Then he said: "You didn't like it, did you? All that?" with a jerk of his head towards the side street from which the 'bus was lurching away.
I said: "Well! I don't think there seemed to be any real harm in that sort of frivolling. It's very expensive, though, I suppose——"
"Very," said Mr. Brace grimly.
"But, of course, Miss Million has plenty of money to waste. Still, it's rather silly—a lot of grown-up people behaving like that——"
Here I had another mental glimpse of Mr. Burke's reckless, merry, well-bred face, bending over Miss Vi Vassity's common, good-humoured one, with its shrewd, black eyes, its characteristic flash of prominent white teeth; I saw his tall, supple figure whirling round her rather squat, overdressed little shape in that one-step.

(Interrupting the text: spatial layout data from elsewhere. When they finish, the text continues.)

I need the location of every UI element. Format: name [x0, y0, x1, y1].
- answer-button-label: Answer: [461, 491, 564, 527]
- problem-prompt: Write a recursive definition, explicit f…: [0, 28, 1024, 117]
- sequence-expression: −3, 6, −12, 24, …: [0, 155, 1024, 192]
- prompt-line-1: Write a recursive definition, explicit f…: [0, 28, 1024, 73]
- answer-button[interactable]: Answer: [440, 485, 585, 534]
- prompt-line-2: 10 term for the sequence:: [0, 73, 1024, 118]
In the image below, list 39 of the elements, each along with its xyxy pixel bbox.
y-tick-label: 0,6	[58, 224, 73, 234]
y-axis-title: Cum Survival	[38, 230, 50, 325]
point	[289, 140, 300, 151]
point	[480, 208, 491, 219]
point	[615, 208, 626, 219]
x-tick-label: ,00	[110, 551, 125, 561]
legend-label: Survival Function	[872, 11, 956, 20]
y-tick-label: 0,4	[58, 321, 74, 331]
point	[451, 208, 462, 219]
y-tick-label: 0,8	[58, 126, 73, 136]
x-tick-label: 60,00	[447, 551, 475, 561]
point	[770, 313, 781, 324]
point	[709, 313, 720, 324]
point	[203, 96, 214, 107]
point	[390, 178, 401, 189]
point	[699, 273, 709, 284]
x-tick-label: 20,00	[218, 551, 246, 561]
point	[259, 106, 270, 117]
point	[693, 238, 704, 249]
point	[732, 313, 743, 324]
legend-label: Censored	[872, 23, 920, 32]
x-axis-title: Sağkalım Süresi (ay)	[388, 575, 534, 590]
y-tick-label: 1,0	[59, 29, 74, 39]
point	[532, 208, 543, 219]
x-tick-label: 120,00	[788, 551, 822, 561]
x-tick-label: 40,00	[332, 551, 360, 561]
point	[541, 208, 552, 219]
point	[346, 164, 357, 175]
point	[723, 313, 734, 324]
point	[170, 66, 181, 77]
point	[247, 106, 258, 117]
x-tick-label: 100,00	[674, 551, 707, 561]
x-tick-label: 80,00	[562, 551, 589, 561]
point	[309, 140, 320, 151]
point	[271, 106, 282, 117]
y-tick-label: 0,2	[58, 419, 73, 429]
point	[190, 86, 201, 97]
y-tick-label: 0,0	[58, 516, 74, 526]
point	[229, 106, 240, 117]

"'Larking' about with all sorts of people they wouldn't otherwise meet, I suppose, and shrieking and 'ragging' like a lot of costers on Hampstead Heath. Yes. Really it was rather like a very much more expensive Bank Holiday crowd. It was only another way of dancing to organs in the street, and of flourishing 'tiddlers,' and of shrieking in swing-boats, and of changing hats. Only all that seems to 'go' with costers. And it doesn't with these people," I said, thinking of Mr. Burke's clean-limbed, public-school, hunting-field look.
"I shall tell Mill—Miss Million that. And she won't like it," I chattered on, as Mr. Brace didn't seem to be going to say anything more. "I really think she's better away from those places, perhaps, after all.
"Late hours won't suit her, I know. Why, she's never been out of bed after half-past ten before in her whole life. And she's never tasted those weird things they were having for supper; hot dressed crab and pastry with mushrooms inside it! As for champagne—well, I expect she'll have a horrid headache to-morrow. I shall have to give her breakfast in bed and look after her like a moth——"
"Miss Lovelace! You must do nothing of the sort. That sort of thing must stop," the young man at my side blurted out. "You oughtn't to be doing that. It's too preposterous——"
This was the second time to-day I'd heard that word applied to my working as Miss Million's maid. The first time the Honourable Jim Burke had said it. Now here was a young man who disagreed with the Honourable Jim on every other point, apparently working himself up into angry excitement over this.